Changes to regulations from the Reserve Bank of India (RBI) affect your ability to accept payments seamlessly from India-issued cards. More friction was introduced to payment flows, and this required card networks and issuing banks to overhaul their existing systems and infrastructure. While the industry has been adapting to these changes, some types of payments, such as recurring payments, will permanently see higher rates of payment failures moving forward due to additional authorisation requirements.

The best solution for Stripe users is to follow our Impact assessment guide and prepare for these changes if necessary.

E-mandates for recurring payments

A holder of an India-issued card needs to authorise merchants to deduct recurring charges through an e-mandate captured by the issuing bank. The cardholder should also be notified by the card issuer at least 24 hours before any charge is processed. Where the recurring charge is greater than INR 15,000 (~US$190), the cardholder needs to authorise each additional payment individually. Cardholders can also easily revoke an e-mandate and choose to stop recurring payments to a business at any time through their bank.

These changes are about giving more control to cardholders, but also introduce significant friction to recurring payment flows, which will result in more recurring payments being declined by issuing banks.

What should you do?

Using Stripe's Billing solutions to comply with the recurring payments regulation is the best way to prepare your business for these changes. Read our documentation on how to accept recurring payments from India-issued cards.

Tokenisation for card transactions

Only card issuers and card networks are permitted to store the card data of an India-issued card for transactions processed through payment service providers licensed by the RBI. The RBI requires payment aggregators (such as Stripe India) to use network tokens for payment processing instead of the actual credit/debit card number.

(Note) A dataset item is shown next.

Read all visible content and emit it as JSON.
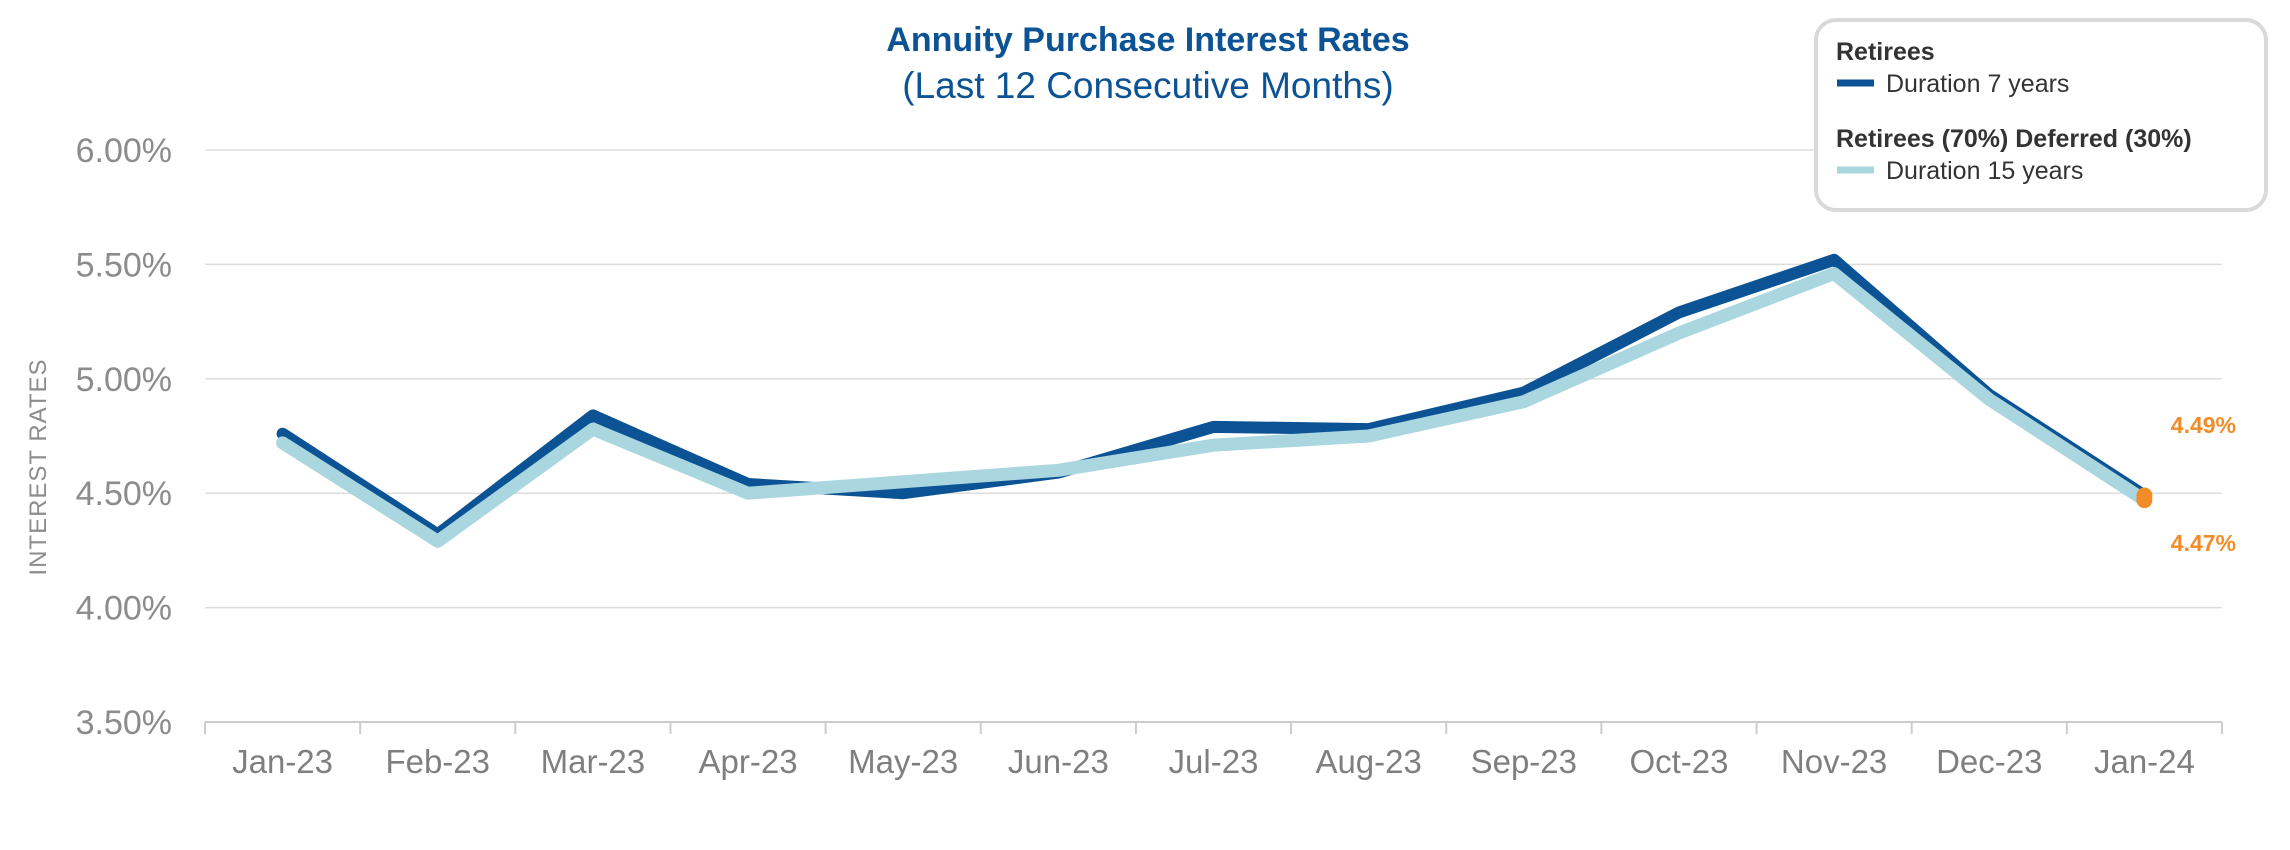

These regulations mainly affect businesses based in India. Card networks have launched card-on-file (CoF) tokenisation services to comply with these requirements.

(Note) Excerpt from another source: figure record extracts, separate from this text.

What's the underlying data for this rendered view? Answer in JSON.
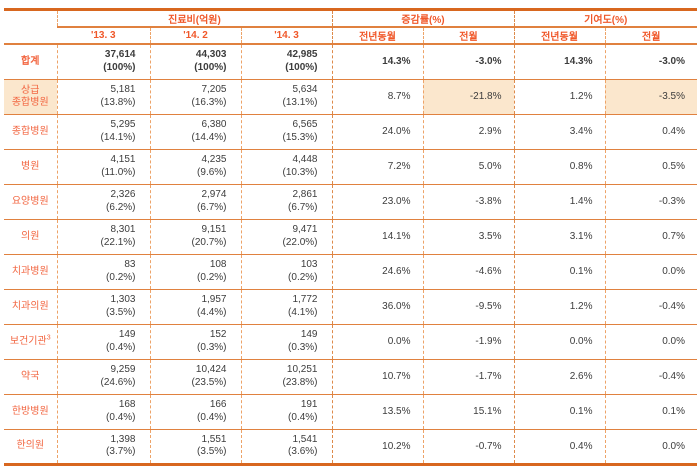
{
  "colors": {
    "border_heavy": "#d8671f",
    "border_row": "#e0813f",
    "border_dash": "#eda368",
    "border_dash_strong": "#dd8a4a",
    "header_text": "#f0582a",
    "label_text": "#f26540",
    "cell_text": "#3c3c3c",
    "highlight_bg": "#fbe7cd"
  },
  "table": {
    "groups": [
      {
        "label": "진료비(억원)",
        "subs": [
          "'13. 3",
          "'14. 2",
          "'14. 3"
        ]
      },
      {
        "label": "증감률(%)",
        "subs": [
          "전년동월",
          "전월"
        ]
      },
      {
        "label": "기여도(%)",
        "subs": [
          "전년동월",
          "전월"
        ]
      }
    ],
    "rows": [
      {
        "label_lines": [
          "합계"
        ],
        "bold": true,
        "cost": [
          [
            "37,614",
            "(100%)"
          ],
          [
            "44,303",
            "(100%)"
          ],
          [
            "42,985",
            "(100%)"
          ]
        ],
        "pct": [
          "14.3%",
          "-3.0%",
          "14.3%",
          "-3.0%"
        ]
      },
      {
        "label_lines": [
          "상급",
          "종합병원"
        ],
        "highlight_label": true,
        "highlight_pct": [
          1,
          3
        ],
        "cost": [
          [
            "5,181",
            "(13.8%)"
          ],
          [
            "7,205",
            "(16.3%)"
          ],
          [
            "5,634",
            "(13.1%)"
          ]
        ],
        "pct": [
          "8.7%",
          "-21.8%",
          "1.2%",
          "-3.5%"
        ]
      },
      {
        "label_lines": [
          "종합병원"
        ],
        "cost": [
          [
            "5,295",
            "(14.1%)"
          ],
          [
            "6,380",
            "(14.4%)"
          ],
          [
            "6,565",
            "(15.3%)"
          ]
        ],
        "pct": [
          "24.0%",
          "2.9%",
          "3.4%",
          "0.4%"
        ]
      },
      {
        "label_lines": [
          "병원"
        ],
        "cost": [
          [
            "4,151",
            "(11.0%)"
          ],
          [
            "4,235",
            "(9.6%)"
          ],
          [
            "4,448",
            "(10.3%)"
          ]
        ],
        "pct": [
          "7.2%",
          "5.0%",
          "0.8%",
          "0.5%"
        ]
      },
      {
        "label_lines": [
          "요양병원"
        ],
        "cost": [
          [
            "2,326",
            "(6.2%)"
          ],
          [
            "2,974",
            "(6.7%)"
          ],
          [
            "2,861",
            "(6.7%)"
          ]
        ],
        "pct": [
          "23.0%",
          "-3.8%",
          "1.4%",
          "-0.3%"
        ]
      },
      {
        "label_lines": [
          "의원"
        ],
        "cost": [
          [
            "8,301",
            "(22.1%)"
          ],
          [
            "9,151",
            "(20.7%)"
          ],
          [
            "9,471",
            "(22.0%)"
          ]
        ],
        "pct": [
          "14.1%",
          "3.5%",
          "3.1%",
          "0.7%"
        ]
      },
      {
        "label_lines": [
          "치과병원"
        ],
        "cost": [
          [
            "83",
            "(0.2%)"
          ],
          [
            "108",
            "(0.2%)"
          ],
          [
            "103",
            "(0.2%)"
          ]
        ],
        "pct": [
          "24.6%",
          "-4.6%",
          "0.1%",
          "0.0%"
        ]
      },
      {
        "label_lines": [
          "치과의원"
        ],
        "cost": [
          [
            "1,303",
            "(3.5%)"
          ],
          [
            "1,957",
            "(4.4%)"
          ],
          [
            "1,772",
            "(4.1%)"
          ]
        ],
        "pct": [
          "36.0%",
          "-9.5%",
          "1.2%",
          "-0.4%"
        ]
      },
      {
        "label_lines": [
          "보건기관"
        ],
        "label_sup": "3",
        "cost": [
          [
            "149",
            "(0.4%)"
          ],
          [
            "152",
            "(0.3%)"
          ],
          [
            "149",
            "(0.3%)"
          ]
        ],
        "pct": [
          "0.0%",
          "-1.9%",
          "0.0%",
          "0.0%"
        ]
      },
      {
        "label_lines": [
          "약국"
        ],
        "cost": [
          [
            "9,259",
            "(24.6%)"
          ],
          [
            "10,424",
            "(23.5%)"
          ],
          [
            "10,251",
            "(23.8%)"
          ]
        ],
        "pct": [
          "10.7%",
          "-1.7%",
          "2.6%",
          "-0.4%"
        ]
      },
      {
        "label_lines": [
          "한방병원"
        ],
        "cost": [
          [
            "168",
            "(0.4%)"
          ],
          [
            "166",
            "(0.4%)"
          ],
          [
            "191",
            "(0.4%)"
          ]
        ],
        "pct": [
          "13.5%",
          "15.1%",
          "0.1%",
          "0.1%"
        ]
      },
      {
        "label_lines": [
          "한의원"
        ],
        "cost": [
          [
            "1,398",
            "(3.7%)"
          ],
          [
            "1,551",
            "(3.5%)"
          ],
          [
            "1,541",
            "(3.6%)"
          ]
        ],
        "pct": [
          "10.2%",
          "-0.7%",
          "0.4%",
          "0.0%"
        ]
      }
    ]
  }
}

Stripe has launched a solution to use network tokens for card payments from India-issued cards.

What should you do?

If you are a Stripe user based in India, you should:

  1. Stop storing both credit and debit card data of India-issued cards on your own servers.
  2. Obtain consent from your customers to store and use network tokens for India-issued cards – you may need to update your Terms of Service with your customers to capture this consent.

In terms of obtaining consent from your customers, if you don't want to build your own consent flow, Stripe is launching Stripe Managed Tokenisation Consent to automatically collect consent on behalf of your customers. Please see our Guide for Indian government regulations on network tokenisation for more details.

Use Stripe as your card vault – through our compliant solution, which we have created together with the card networks, we tokenise cards and use these tokens for payment processing. We cover both one-off payments using saved card information as well as recurring payments.

As we're testing and scaling our solution with the card networks, we will migrate the card data that you need us to store, for both existing cards and new cards, to appropriate network tokens.

We do not currently offer the ability for you to request network tokens from Stripe and get them passed back for storage on your servers – also known as tokenisation as a service.

Contact us if you have any questions related to tokenisation.

Data localisation

The RBI has stated that payment data for transactions processed through Indian payment service providers or intermediaries shall only be stored on databases and servers located within India. This applies to all card and non-card transactions processed by Indian service providers and intermediaries, including all domestic transactions (i.e. both the business and cardholder are in India) as well as payments from foreign buyers to businesses in India.

Payment data includes: customer data (e.g. name, mobile number, email address), payment-sensitive data (e.g. customer and beneficiary account details), payment credentials (e.g. OTP, PIN, passwords) and transaction data (e.g. timestamp, amount).

Stripe is compliant with the RBI guidelines on data localisation (also known as payment data storage guidelines).

What should you do?

If you are currently storing payment data relating to your India transactions on servers that are not based in India, we recommend that you seek advice to determine whether you need to purge this data to comply with the payment data storage guidelines.

You should also seek clarification from any third-party payments/billing/financial services provider that you use about the status of their compliance with the RBI guidelines. They should not be storing payment data outside India. If they are storing this data outside India, you should stop passing payment data on to them.